Newswise — Within minutes of breaking a bone, the body begins to repair itself.
The immune system sends in cells that act as housekeepers, sweeping out small bone pieces and killing germs. The body forms a soft protective callus to bridge the fracture and blood vessels grow into the area to help the healing.
But when that process is impaired by age, diabetes or radiation treatment for cancer, surgeons at Michigan Medicine are pioneering a device shown to accelerate bone regeneration.
It’s well known that radiation kills the angiogenesis process, the phase of blood vessel development critical to bone healing.
“We are developing ways to allow bones to heal when they otherwise wouldn’t by looking at introducing blood vessels,” says Alexis Donneys, M.D., a surgery researcher at the U-M and lead author of a paper about the strategy published in Nature’s partner journal Regenerative Medicine.

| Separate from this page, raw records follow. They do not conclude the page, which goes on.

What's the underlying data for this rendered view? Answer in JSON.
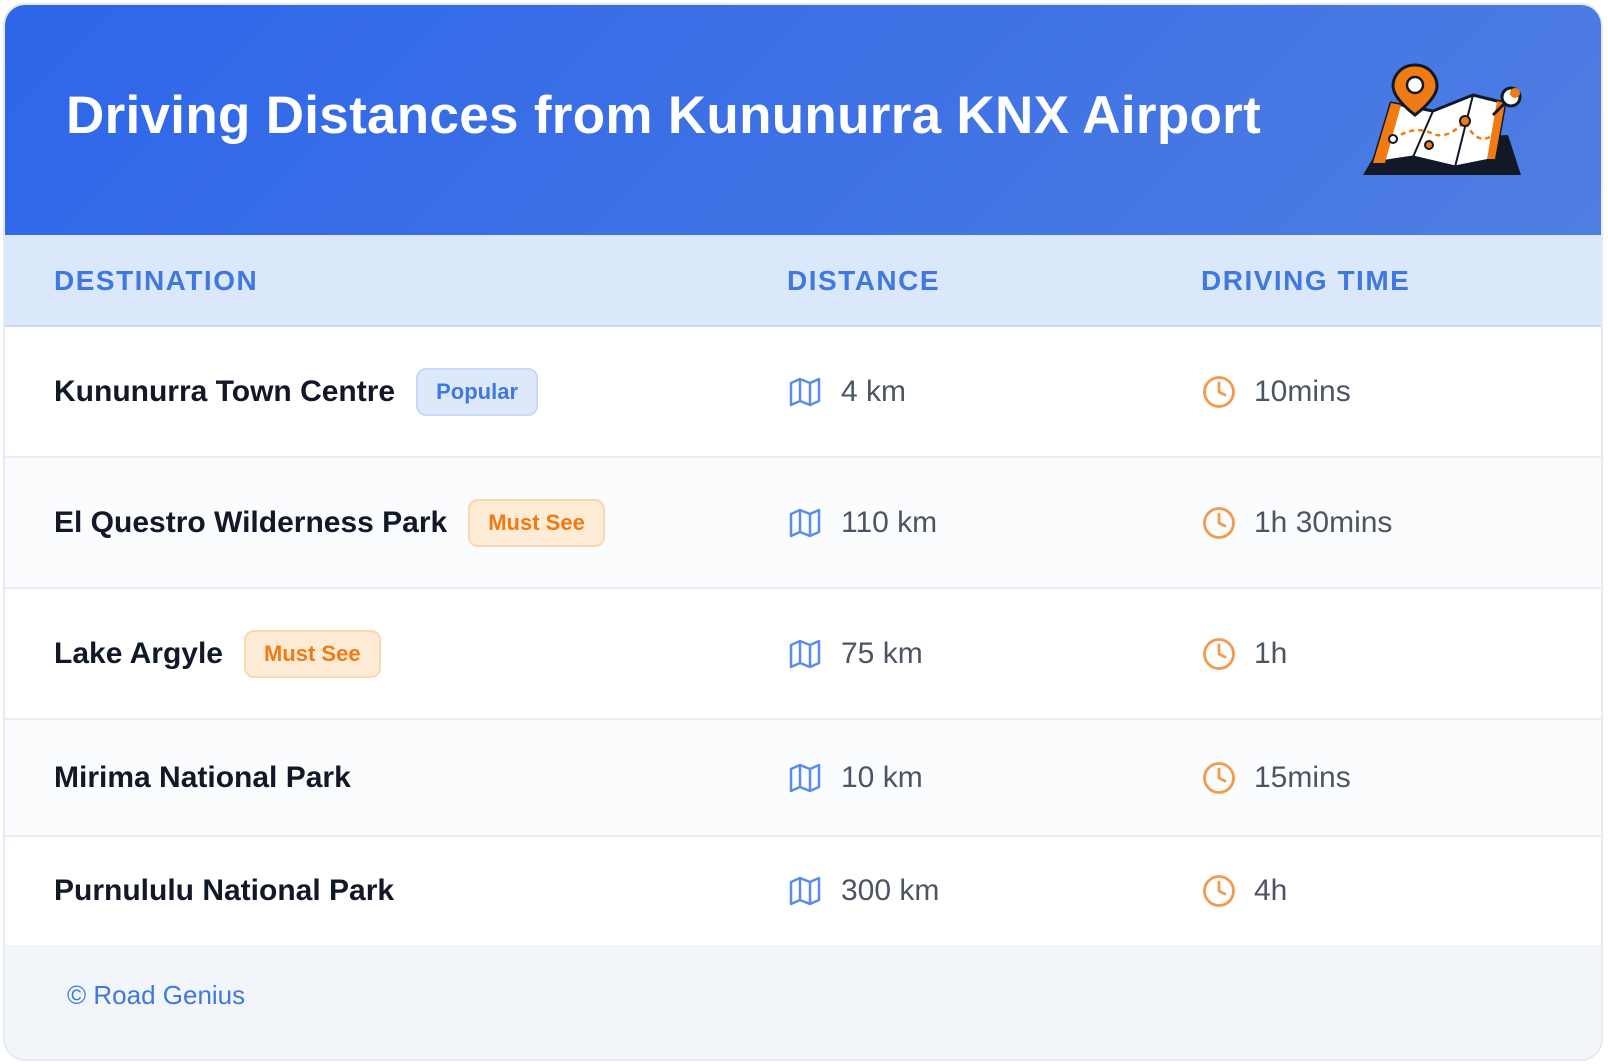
{
  "header": {
    "title": "Driving Distances from Kununurra KNX Airport",
    "illustration_icon": "map-location-pin-icon"
  },
  "table": {
    "columns": [
      "DESTINATION",
      "DISTANCE",
      "DRIVING TIME"
    ],
    "rows": [
      {
        "destination": "Kununurra Town Centre",
        "badge": "Popular",
        "badge_style": "blue",
        "distance": "4 km",
        "time": "10mins"
      },
      {
        "destination": "El Questro Wilderness Park",
        "badge": "Must See",
        "badge_style": "orange",
        "distance": "110 km",
        "time": "1h 30mins"
      },
      {
        "destination": "Lake Argyle",
        "badge": "Must See",
        "badge_style": "orange",
        "distance": "75 km",
        "time": "1h"
      },
      {
        "destination": "Mirima National Park",
        "badge": "",
        "badge_style": "",
        "distance": "10 km",
        "time": "15mins"
      },
      {
        "destination": "Purnululu National Park",
        "badge": "",
        "badge_style": "",
        "distance": "300 km",
        "time": "4h"
      }
    ],
    "distance_icon": "map-icon",
    "time_icon": "clock-icon"
  },
  "footer": {
    "credit": "© Road Genius"
  },
  "colors": {
    "header_blue": "#2d66ea",
    "accent_blue": "#3f78df",
    "accent_orange": "#f07a14"
  }
}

The approach is based on delivering a combination of stimulants -- hyaluronic acid and deferoxamine -- into a fracture to grow bone. Small animal testing showed that the therapy dramatically accelerates bone healing after injury.
Through a relationship with Kansas University, a unique method was created that, if proven effective in humans, could change outcomes for millions of adults who suffer broken bones each year that don’t heal.

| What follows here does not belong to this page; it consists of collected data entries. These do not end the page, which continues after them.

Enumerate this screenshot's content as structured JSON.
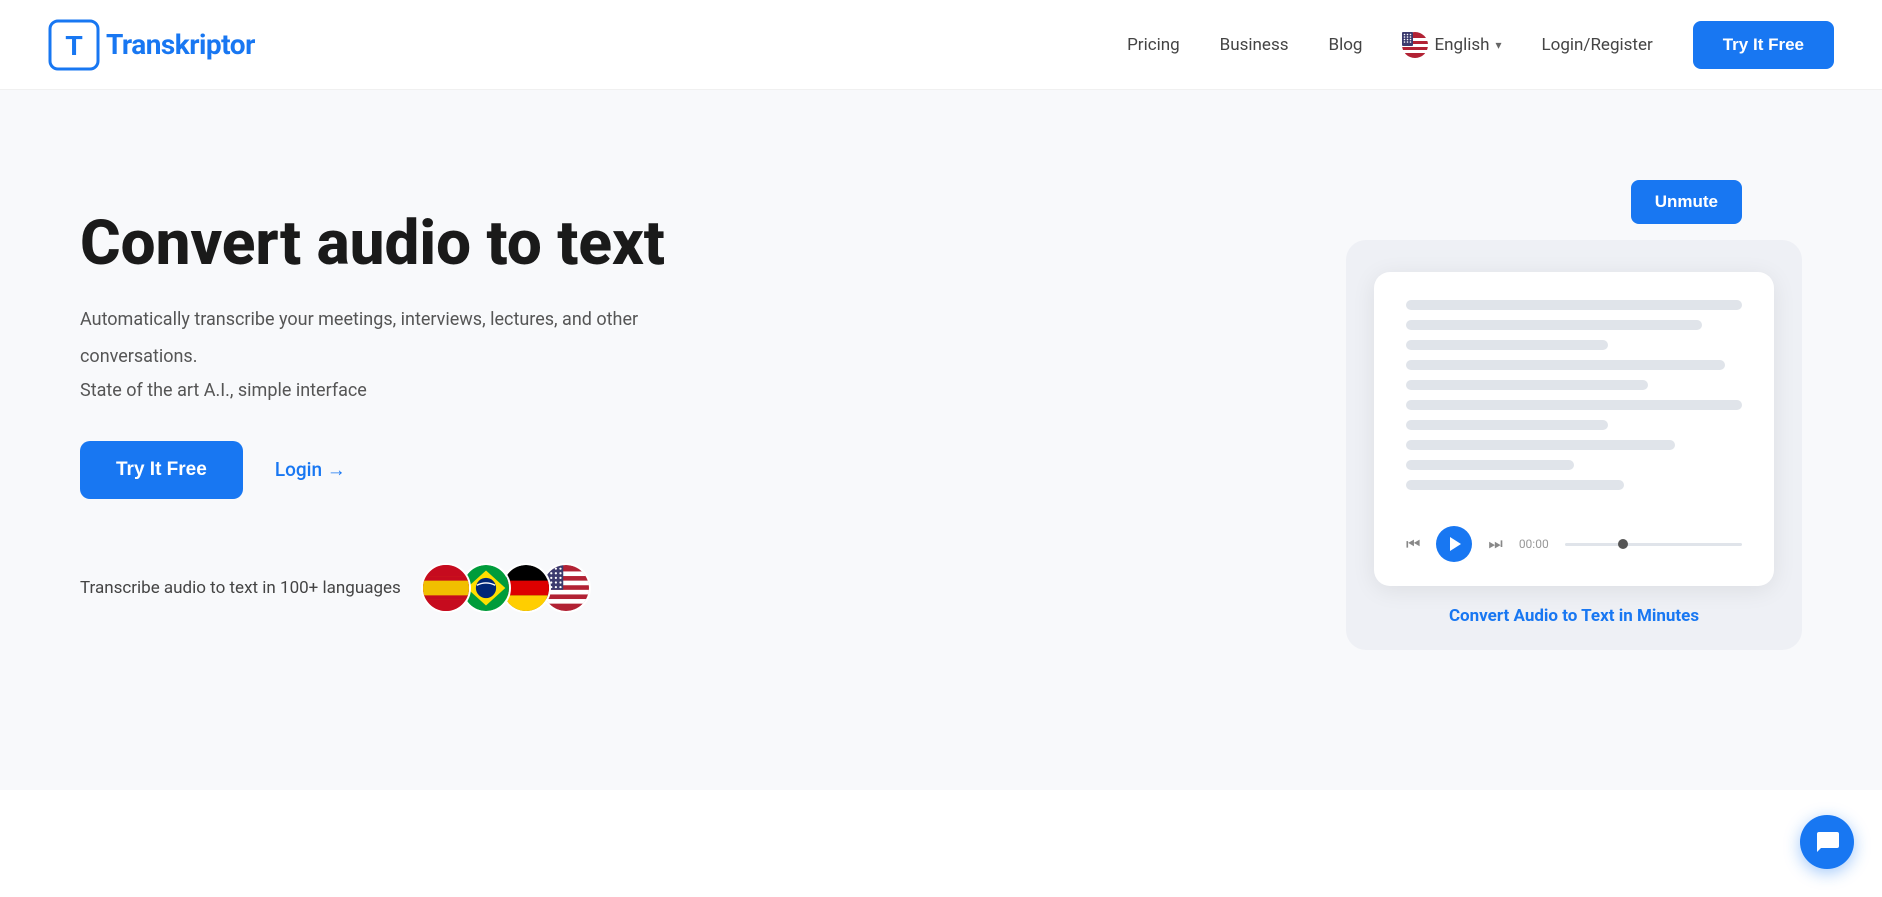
{
  "header": {
    "logo_text_regular": "ranskriptor",
    "logo_text_bold": "T",
    "nav": {
      "pricing": "Pricing",
      "business": "Business",
      "blog": "Blog",
      "language": "English",
      "login_register": "Login/Register",
      "try_free": "Try It Free"
    }
  },
  "hero": {
    "title": "Convert audio to text",
    "subtitle1": "Automatically transcribe your meetings, interviews, lectures, and other",
    "subtitle2": "conversations.",
    "subtitle3": "State of the art A.I., simple interface",
    "cta_primary": "Try It Free",
    "cta_secondary": "Login →",
    "languages_text": "Transcribe audio to text in 100+ languages",
    "flags": [
      "🇪🇸",
      "🇧🇷",
      "🇩🇪",
      "🇺🇸"
    ]
  },
  "card": {
    "unmute_label": "Unmute",
    "caption": "Convert Audio to Text in Minutes",
    "player_time": "00:00"
  },
  "chat": {
    "icon": "chat-icon"
  }
}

U-M’s strength in collaborative discovery drove the innovation.
Mark Cohen, M.D., a U-M surgery and pharmacy professor, had been working with Laird Forrest, Ph.D., a professor of pharmacy at KU, on an implantable hyaluronic acid drug delivery system to help cancer drugs reach their target.
U-M colleagues saw an opportunity to combine the technology with their insight in bone healing.
“This modified method for administering hyaluronic acid and deferoxamine with an implantable device eliminates the need for repeat injections,” Donneys explains. “This is beneficial for patients since it eliminates pain and discomfort, potential for infection and the time associated with multiple injections.”
The device Ferroximend, which earned the U-M’s department of surgery’s 2018 Michigan Surgical Innovation prize, is capable of delivering the stimulants gradually to the fracture site during the critical period of angiogenesis.
Research suggests a role for deferoxamine in bone repair by inducing bone vessel growth, but its current use is in treating iron overload.
“The data thus far demonstrates that the HA-DFO hyaluronic acid and deferoxamine combination improves upon the use of either compound used singly at the fracture site,” Donneys says.
Complications of bone healing
For kids and adults, recovering from a broken bone means weeks or months of recovery. But for the elderly and those who have experienced radiation treatment for cancer, the stakes are higher.
Late film critic Roger Ebert is a notable example. Ebert lost the lower part of his jaw from complications of thyroid and salivary gland cancer treatment.
These kinds of large, complex bone wounds often require grafts and multiple surgeries, but just 20% of radiated bone fractures heal, according to the U-M surgeons.
They're hard for doctors and patients alike to contend with.
“We want to do a lot better for patients to help avoid debilitating and disfiguring complications, and improve their quality of life in a way we haven’t seen yet,” says Donneys.
For the study, U-M researchers applied the hyaluronic acid and deferoxamine delivery method to bone fractures in animals that had undergone radiation, one of the most challenging healing processes.
Animals with bone fractures treated with hyaluronic acid and deferoxamine had a 91% bone union rate, which was three times higher than untreated animals, according to the study.
“If you can grow bone in nuclear winter, you can grow bone anywhere,” says Steven R. Buchman, M.D., craniofacial plastic surgeon at Michigan Medicine and study co-author.
As U-M surgeons looked for bright ideas for commercialization, the experimental device had the most promise for improving patient care.
Next the surgery team will use funding, guidance and feedback from its Innovation Prize to focus on pre-clinical studies and regulatory strategies.
One day, the team hopes to see Ferroximend used in operating rooms.
“While most of us were surgically and scientifically skilled, it really felt like we were back in the classroom learning something completely new,” Donneys, says of U-M’s Surgical Innovation Development Accelerator Course and prize competition.
“The difference was, this time, the lessons we learned could make a big difference in improving surgical practice and patients’ lives on a larger scale.”